Terminemos. Por qué se reestructuran las deudas en lugar de no pagarlas cuando llegan a ser tan agobiantes que impiden el crecimiento y la población las considera “odiosas”. En esencia, porque repudiar tiene elevados costes y negociar tiene sus ventajas. A los deudores les interesa mantener su reputación frente a los acreedores porque significa tipos de interés más bajos en el futuro. Y también por el temor a sanciones, que les apartarían de los mercados de capitales hasta que se resolviese el impago. Le pasó a la URSS hasta el fin del comunismo y le pasa a Cuba, que ni siquiera es miembro del FMI. Los acreedores se sientan a la mesa para recuperar, si no todo, algo de su capital y de los intereses. Un rasgo de las reestructuraciones es que son siempre dolorosas. Más para los deudores que para los acreedores. Porque los deudores siempre terminan pagando, generación tras generación. Los Estados soberanos no quiebran. Eso lo saben los prestamistas, como también saben que el riesgo de eventuales quitas, por importantes que sean, se ve compensado por la alta rentabilidad de la deuda soberana. En los últimos 200 años, el rendimiento medio de la deuda soberana de los países en vías de desarrollo y pobres ha estado casi cuatro puntos por encima de lo que han rendido los títulos sin riesgo, por ejemplo, los bonos de alemanes o los norteamericanos, hasta ahora considerados de riesgo cero.
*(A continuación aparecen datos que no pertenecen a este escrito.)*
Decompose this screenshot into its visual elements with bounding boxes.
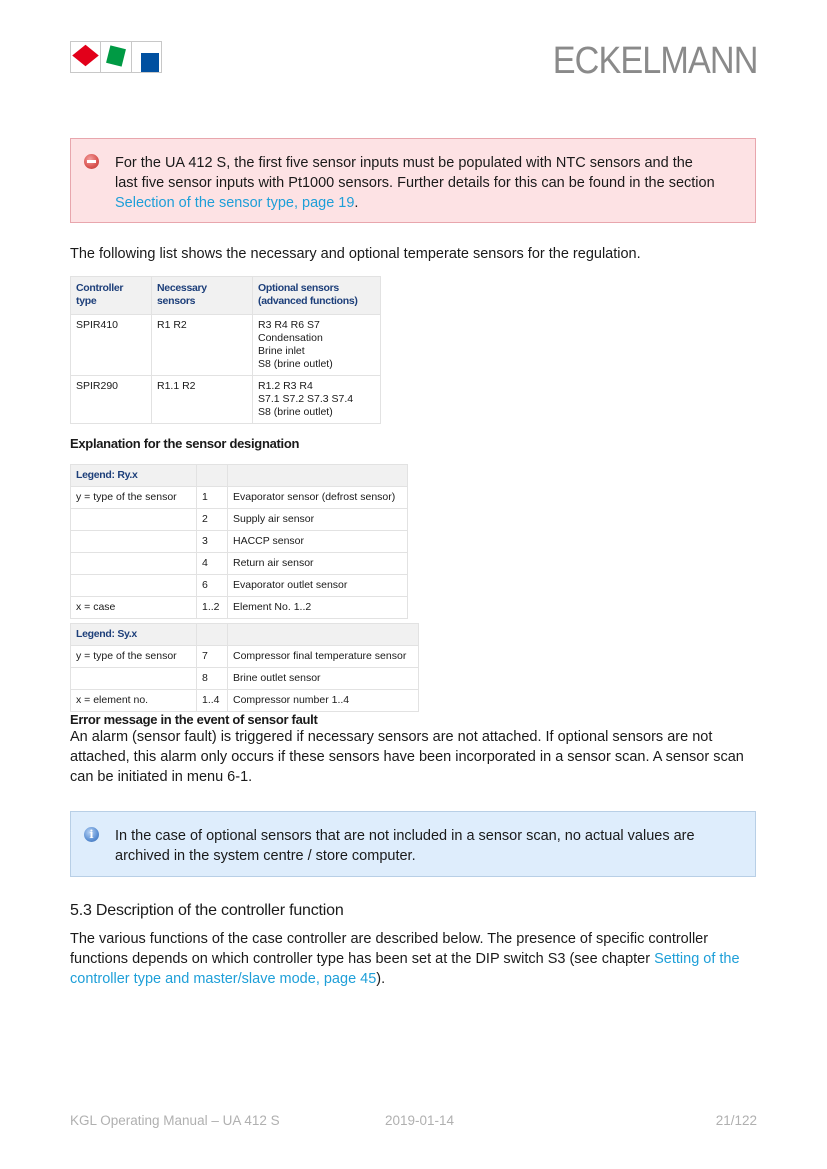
section-title: 5.3 Description of the controller functi… <box>70 902 344 919</box>
table-row: x = element no. 1..4 Compressor number 1… <box>70 689 419 712</box>
optional-item: R1.2 R3 R4 <box>258 380 313 392</box>
column-header <box>196 464 228 487</box>
cell-controller-type: SPIR410 <box>70 314 152 376</box>
cell-label: y = type of the sensor <box>70 645 197 668</box>
cell-desc: Compressor number 1..4 <box>227 689 419 712</box>
section-body: The various functions of the case contro… <box>70 931 709 967</box>
column-header <box>227 464 408 487</box>
cell-code: 4 <box>196 552 228 575</box>
danger-notice-text: For the UA 412 S, the first five sensor … <box>115 155 715 191</box>
footer-document-title: KGL Operating Manual – UA 412 S <box>70 1113 280 1128</box>
optional-item: S7.1 S7.2 S7.3 S7.4 <box>258 393 354 405</box>
table-row: SPIR290 R1.1 R2 R1.2 R3 R4 S7.1 S7.2 S7.… <box>70 375 381 424</box>
table-header-row: Controller type Necessary sensors Option… <box>70 276 381 315</box>
cell-code: 7 <box>196 645 228 668</box>
cell-label: y = type of the sensor <box>70 486 197 509</box>
cell-label <box>70 574 197 597</box>
column-header: Optional sensors (advanced functions) <box>252 276 381 315</box>
optional-item: R3 R4 R6 S7 <box>258 319 320 331</box>
sensor-table: Controller type Necessary sensors Option… <box>70 276 381 424</box>
cell-desc: Evaporator sensor (defrost sensor) <box>227 486 408 509</box>
cell-optional: R3 R4 R6 S7 Condensation Brine inlet S8 … <box>252 314 381 376</box>
table-row: 3 HACCP sensor <box>70 530 408 553</box>
optional-item: S8 (brine outlet) <box>258 406 333 418</box>
table-row: SPIR410 R1 R2 R3 R4 R6 S7 Condensation B… <box>70 314 381 376</box>
cell-label <box>70 552 197 575</box>
cell-necessary: R1.1 R2 <box>151 375 253 424</box>
cell-optional: R1.2 R3 R4 S7.1 S7.2 S7.3 S7.4 S8 (brine… <box>252 375 381 424</box>
table-header-row: Legend: Ry.x <box>70 464 408 487</box>
danger-notice-suffix: . <box>354 195 359 211</box>
cell-label <box>70 508 197 531</box>
cell-label <box>70 530 197 553</box>
info-notice: In the case of optional sensors that are… <box>70 811 756 877</box>
logo-green-square <box>101 42 132 72</box>
table-row: 2 Supply air sensor <box>70 508 408 531</box>
brand-name: ECKELMANN <box>552 40 758 82</box>
cell-label <box>70 667 197 690</box>
optional-item: Condensation <box>258 332 323 344</box>
error-heading: Error message in the event of sensor fau… <box>70 712 318 727</box>
info-notice-text: In the case of optional sensors that are… <box>115 828 695 864</box>
cell-label: x = case <box>70 596 197 619</box>
cell-desc: Supply air sensor <box>227 508 408 531</box>
danger-notice: For the UA 412 S, the first five sensor … <box>70 138 756 223</box>
cell-desc: Compressor final temperature sensor <box>227 645 419 668</box>
section-suffix: ). <box>376 971 386 987</box>
column-header <box>227 623 419 646</box>
error-text: An alarm (sensor fault) is triggered if … <box>70 729 744 785</box>
footer-date: 2019-01-14 <box>385 1113 455 1128</box>
table-row: y = type of the sensor 7 Compressor fina… <box>70 645 419 668</box>
intro-text: The following list shows the necessary a… <box>70 246 641 262</box>
column-header: Necessary sensors <box>151 276 253 315</box>
stop-icon <box>84 154 99 169</box>
legend-r-table: Legend: Ry.x y = type of the sensor 1 Ev… <box>70 464 408 619</box>
info-icon <box>84 825 99 845</box>
cell-label: x = element no. <box>70 689 197 712</box>
cell-code: 1..4 <box>196 689 228 712</box>
optional-item: S8 (brine outlet) <box>258 358 333 370</box>
cell-desc: Evaporator outlet sensor <box>227 574 408 597</box>
cell-code: 6 <box>196 574 228 597</box>
cell-code: 1..2 <box>196 596 228 619</box>
cell-desc: Element No. 1..2 <box>227 596 408 619</box>
cell-controller-type: SPIR290 <box>70 375 152 424</box>
cell-necessary: R1 R2 <box>151 314 253 376</box>
cell-code: 8 <box>196 667 228 690</box>
section-text: The various functions of the case contro… <box>70 929 760 989</box>
legend-header: Legend: Ry.x <box>70 464 197 487</box>
table-row: 4 Return air sensor <box>70 552 408 575</box>
cell-code: 2 <box>196 508 228 531</box>
cell-code: 3 <box>196 530 228 553</box>
designation-heading: Explanation for the sensor designation <box>70 436 300 451</box>
column-header <box>196 623 228 646</box>
optional-item: Brine inlet <box>258 345 305 357</box>
table-header-row: Legend: Sy.x <box>70 623 419 646</box>
logo-blue-square <box>132 42 161 72</box>
footer-page-number: 21/122 <box>715 1113 757 1128</box>
cell-desc: HACCP sensor <box>227 530 408 553</box>
cell-desc: Return air sensor <box>227 552 408 575</box>
table-row: y = type of the sensor 1 Evaporator sens… <box>70 486 408 509</box>
cell-code: 1 <box>196 486 228 509</box>
link-sensor-type-selection[interactable]: Selection of the sensor type, page 19 <box>115 195 354 211</box>
legend-s-table: Legend: Sy.x y = type of the sensor 7 Co… <box>70 623 419 712</box>
table-row: 8 Brine outlet sensor <box>70 667 419 690</box>
table-row: x = case 1..2 Element No. 1..2 <box>70 596 408 619</box>
column-header: Controller type <box>70 276 152 315</box>
table-row: 6 Evaporator outlet sensor <box>70 574 408 597</box>
eckelmann-logo-icon <box>70 41 162 73</box>
logo-red-square <box>71 42 102 72</box>
cell-desc: Brine outlet sensor <box>227 667 419 690</box>
legend-header: Legend: Sy.x <box>70 623 197 646</box>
Pero aliviar la carga de la deuda de los prestatarios, al menos momentáneamente, es, en ocasiones, la única vía para impulsar la recuperación económica que garantice el pago de la deuda. Por eso, se alargan los plazos de pago a cambio de asumir tasas de interés más elevadas; o se mantienen los vencimientos y los banqueros aceptan quitas o rebaja de tasas. O, como en las reestructuraciones más recientes, se intercambia deuda vieja, impagada y atrasada, por títulos nuevos y mejor garantizados. O se propone una moratoria, pero raramente se contempla el perdón, pues condonar la deuda podría ser un peligroso precedente para futuros deudores. El temor al riesgo moral ha sido históricamente más fuerte que cualquier consideración acerca del sufrimiento de poblaciones azotadas por crisis de todo tipo.

¿Y qué vamos a hacer ahora cuando el tamaño de la deuda de los Estados europeos asuste a los banqueros y fondos de inversión? ¿Quién la va a pagar, las generaciones de hoy o las futuras? Que nadie espere un perdón. O quizá mejor: no debería devolverse. Que la sigan comprando los bancos centrales, en nuestro caso el BCE, y se la quede en su balance, en su bolsillo, para siempre o para “cuando vengan tiempos mejores”. Si los bancos centrales nacieron en todo el mundo para salvar monarquías y Estados nacionales, que salven ahora ciudadanos de a pie.

Pablo Martín-Aceña y Elena Martínez Ruiz son profesores en la Universidad de Alcalá.